Asked if the chapel was now in competition with the national memorial because it's trying to raise $10 million, when $8 million more is needed to fully fund the $60 million Flight 93 memorial, Keith Newlin, the park service superintendent overseeing the national memorial, said: "I'm going to wish them the best is all I want to say."

The park service had long considered the chapel a small, grass-roots effort supported by donations and sales of Flight 93 shirts, hats and other memorabilia.

"Why not support something the (Flight 93) families already support and work on, like the memorial?" asked Joanne Hanley, the park service's first Flight 93 superintendent until leaving the post earlier this year, when told about the chapel's new plans.

Gordon Felt, president of the Families of Flight 93, has said he had no objection to the chapel generally but hoped it wouldn't cause confusion to visitors about whether it was part of the national memorial.

"Anytime someone is willing to take the time to honor the passengers and crew of Flight 93, I'm honored," said Felt, whose brother, Edward, was killed in the crash.

Way, the Lutheran minister, believes Mascherino has purposefully let the confusion linger to attract more visitors and donations.

Mascherino denied that charge, noting that he decided in October 2001 to open the chapel because it looked like no formal memorial would be built for years, if ever.

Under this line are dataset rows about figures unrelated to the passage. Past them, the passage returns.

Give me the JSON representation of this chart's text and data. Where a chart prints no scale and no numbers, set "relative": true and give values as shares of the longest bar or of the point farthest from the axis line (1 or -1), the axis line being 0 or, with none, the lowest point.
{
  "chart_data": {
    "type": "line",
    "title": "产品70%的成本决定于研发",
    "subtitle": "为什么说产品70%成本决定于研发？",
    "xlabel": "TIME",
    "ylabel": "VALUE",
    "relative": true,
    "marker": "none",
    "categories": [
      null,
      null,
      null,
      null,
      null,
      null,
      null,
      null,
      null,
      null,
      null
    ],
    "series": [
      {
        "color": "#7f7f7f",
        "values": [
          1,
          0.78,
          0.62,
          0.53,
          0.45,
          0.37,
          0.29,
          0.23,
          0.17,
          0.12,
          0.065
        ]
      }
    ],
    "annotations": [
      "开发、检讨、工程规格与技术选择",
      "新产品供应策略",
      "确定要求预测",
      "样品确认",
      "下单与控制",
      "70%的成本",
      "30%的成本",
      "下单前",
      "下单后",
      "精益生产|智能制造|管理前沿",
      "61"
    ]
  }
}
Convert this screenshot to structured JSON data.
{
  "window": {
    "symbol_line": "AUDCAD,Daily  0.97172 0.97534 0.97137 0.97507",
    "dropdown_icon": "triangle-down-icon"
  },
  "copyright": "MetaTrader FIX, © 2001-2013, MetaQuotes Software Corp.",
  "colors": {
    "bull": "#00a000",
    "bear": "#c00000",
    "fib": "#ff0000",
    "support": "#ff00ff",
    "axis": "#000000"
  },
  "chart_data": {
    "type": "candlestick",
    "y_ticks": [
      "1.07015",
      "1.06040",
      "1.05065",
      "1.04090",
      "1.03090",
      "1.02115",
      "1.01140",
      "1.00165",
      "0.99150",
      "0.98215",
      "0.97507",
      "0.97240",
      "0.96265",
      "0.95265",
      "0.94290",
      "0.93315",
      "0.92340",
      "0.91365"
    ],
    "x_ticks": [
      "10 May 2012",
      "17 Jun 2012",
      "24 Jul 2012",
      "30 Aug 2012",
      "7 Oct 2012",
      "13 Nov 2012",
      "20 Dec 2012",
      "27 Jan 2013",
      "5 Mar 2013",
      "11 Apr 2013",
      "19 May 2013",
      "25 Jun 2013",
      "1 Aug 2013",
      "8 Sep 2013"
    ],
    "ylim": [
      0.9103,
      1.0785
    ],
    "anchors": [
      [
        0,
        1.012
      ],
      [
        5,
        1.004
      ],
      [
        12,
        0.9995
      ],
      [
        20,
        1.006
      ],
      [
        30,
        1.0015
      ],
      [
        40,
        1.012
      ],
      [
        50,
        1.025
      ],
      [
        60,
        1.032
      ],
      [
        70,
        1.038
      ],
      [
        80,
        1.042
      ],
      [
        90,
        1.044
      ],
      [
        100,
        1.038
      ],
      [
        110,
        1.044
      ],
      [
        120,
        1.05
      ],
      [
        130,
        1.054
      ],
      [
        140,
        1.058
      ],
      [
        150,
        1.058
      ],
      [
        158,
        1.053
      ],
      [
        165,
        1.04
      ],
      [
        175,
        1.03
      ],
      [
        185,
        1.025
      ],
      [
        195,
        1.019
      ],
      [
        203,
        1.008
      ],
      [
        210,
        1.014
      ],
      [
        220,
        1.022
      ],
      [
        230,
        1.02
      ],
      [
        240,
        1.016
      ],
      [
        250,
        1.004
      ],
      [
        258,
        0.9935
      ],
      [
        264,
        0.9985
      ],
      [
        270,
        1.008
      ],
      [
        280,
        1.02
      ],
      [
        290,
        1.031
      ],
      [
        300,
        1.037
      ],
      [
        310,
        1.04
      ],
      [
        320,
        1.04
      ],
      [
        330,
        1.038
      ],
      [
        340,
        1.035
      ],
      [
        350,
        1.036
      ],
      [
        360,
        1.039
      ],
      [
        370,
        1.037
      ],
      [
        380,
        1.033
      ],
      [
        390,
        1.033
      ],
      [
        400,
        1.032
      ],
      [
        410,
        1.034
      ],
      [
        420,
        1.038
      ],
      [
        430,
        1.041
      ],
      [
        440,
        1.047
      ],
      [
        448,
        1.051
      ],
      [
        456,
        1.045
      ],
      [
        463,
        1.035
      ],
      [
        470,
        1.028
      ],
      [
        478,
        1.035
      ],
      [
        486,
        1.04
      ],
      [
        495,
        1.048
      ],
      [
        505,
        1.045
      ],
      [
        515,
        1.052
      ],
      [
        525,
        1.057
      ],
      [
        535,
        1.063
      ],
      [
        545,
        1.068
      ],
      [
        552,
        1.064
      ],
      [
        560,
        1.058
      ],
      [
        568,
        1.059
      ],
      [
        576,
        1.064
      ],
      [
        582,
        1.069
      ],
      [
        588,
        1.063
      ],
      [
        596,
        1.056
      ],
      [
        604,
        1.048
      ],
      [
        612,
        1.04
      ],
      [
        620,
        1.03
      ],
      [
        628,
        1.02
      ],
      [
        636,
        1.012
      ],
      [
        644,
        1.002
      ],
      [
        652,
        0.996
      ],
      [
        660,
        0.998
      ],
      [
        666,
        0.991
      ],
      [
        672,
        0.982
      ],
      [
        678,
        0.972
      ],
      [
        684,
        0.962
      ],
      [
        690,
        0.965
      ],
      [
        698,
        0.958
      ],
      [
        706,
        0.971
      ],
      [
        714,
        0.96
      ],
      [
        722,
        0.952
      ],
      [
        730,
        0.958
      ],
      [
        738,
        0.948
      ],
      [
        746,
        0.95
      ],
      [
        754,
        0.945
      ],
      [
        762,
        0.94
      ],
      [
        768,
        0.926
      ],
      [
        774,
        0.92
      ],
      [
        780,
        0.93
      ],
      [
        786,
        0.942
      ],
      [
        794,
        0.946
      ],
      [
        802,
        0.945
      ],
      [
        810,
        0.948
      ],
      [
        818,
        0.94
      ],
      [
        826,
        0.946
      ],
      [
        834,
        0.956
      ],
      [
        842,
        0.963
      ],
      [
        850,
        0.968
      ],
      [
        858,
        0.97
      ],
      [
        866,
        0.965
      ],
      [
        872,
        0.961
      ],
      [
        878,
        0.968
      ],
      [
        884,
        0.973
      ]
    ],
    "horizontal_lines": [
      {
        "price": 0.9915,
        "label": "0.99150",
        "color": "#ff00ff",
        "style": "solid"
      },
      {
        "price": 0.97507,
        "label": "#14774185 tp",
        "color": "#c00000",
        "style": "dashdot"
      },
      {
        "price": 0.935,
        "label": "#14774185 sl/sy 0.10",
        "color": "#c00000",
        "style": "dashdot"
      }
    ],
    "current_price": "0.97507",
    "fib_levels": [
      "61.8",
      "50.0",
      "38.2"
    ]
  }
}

He bought the abandoned church surrounded by corn and hay fields and began stripping its interior and buying materials in $50 increments to renovate it. A donation from the owner of 84 Lumber and a furious two weeks of work allowed it to open by the first anniversary of 9/11 in 2002.

Since then, it has attracted visitors from all over the world. Meanwhile, the road for Mascherino has been a difficult one.

In 2007, Bishop Joseph Adamec excommunicated him after 31 years as a priest.

Mascherino said he spent much of the 1990s battling Adamec over assignments and whether the priest's bipolar disorder and use of hypnotherapy left him unfit for the priesthood. He was largely left unassigned and with minimal pay from 1991 until he was excommunicated.

"He thought I was crazy, and he just didn't like me," Mascherino said.

Adamec said efforts to settle differences between the two "were not resolved to his liking, and he did his own thing."

He was referring to Mascherino's ordination in the North American Old Roman Catholic Church, an unrecognized offshoot of the Catholic Church.

"I think (the chapel) is a wonderful thing that it's there and it brings in the spiritual side of the issue," Adamec said. "But he had himself ordained by someone not of the Catholic church, not connected with the Pope. He chose to be excommunicated by what he did."

As plans for the expanded chapel progress, Mascherino has started to see things in a different light.

"I realized he didn't punish me, he set me free," he said of Bishop Adamec's decision. "I could do the same things I ever did but without him and the church hanging over me. And I still have some work to do."

The board of directors, which he formed this year to oversee the chapel and develop the expansion, has an option until the end of September on a 30-acre parcel of land that will cost about $300,000. No donor has stepped forward so far.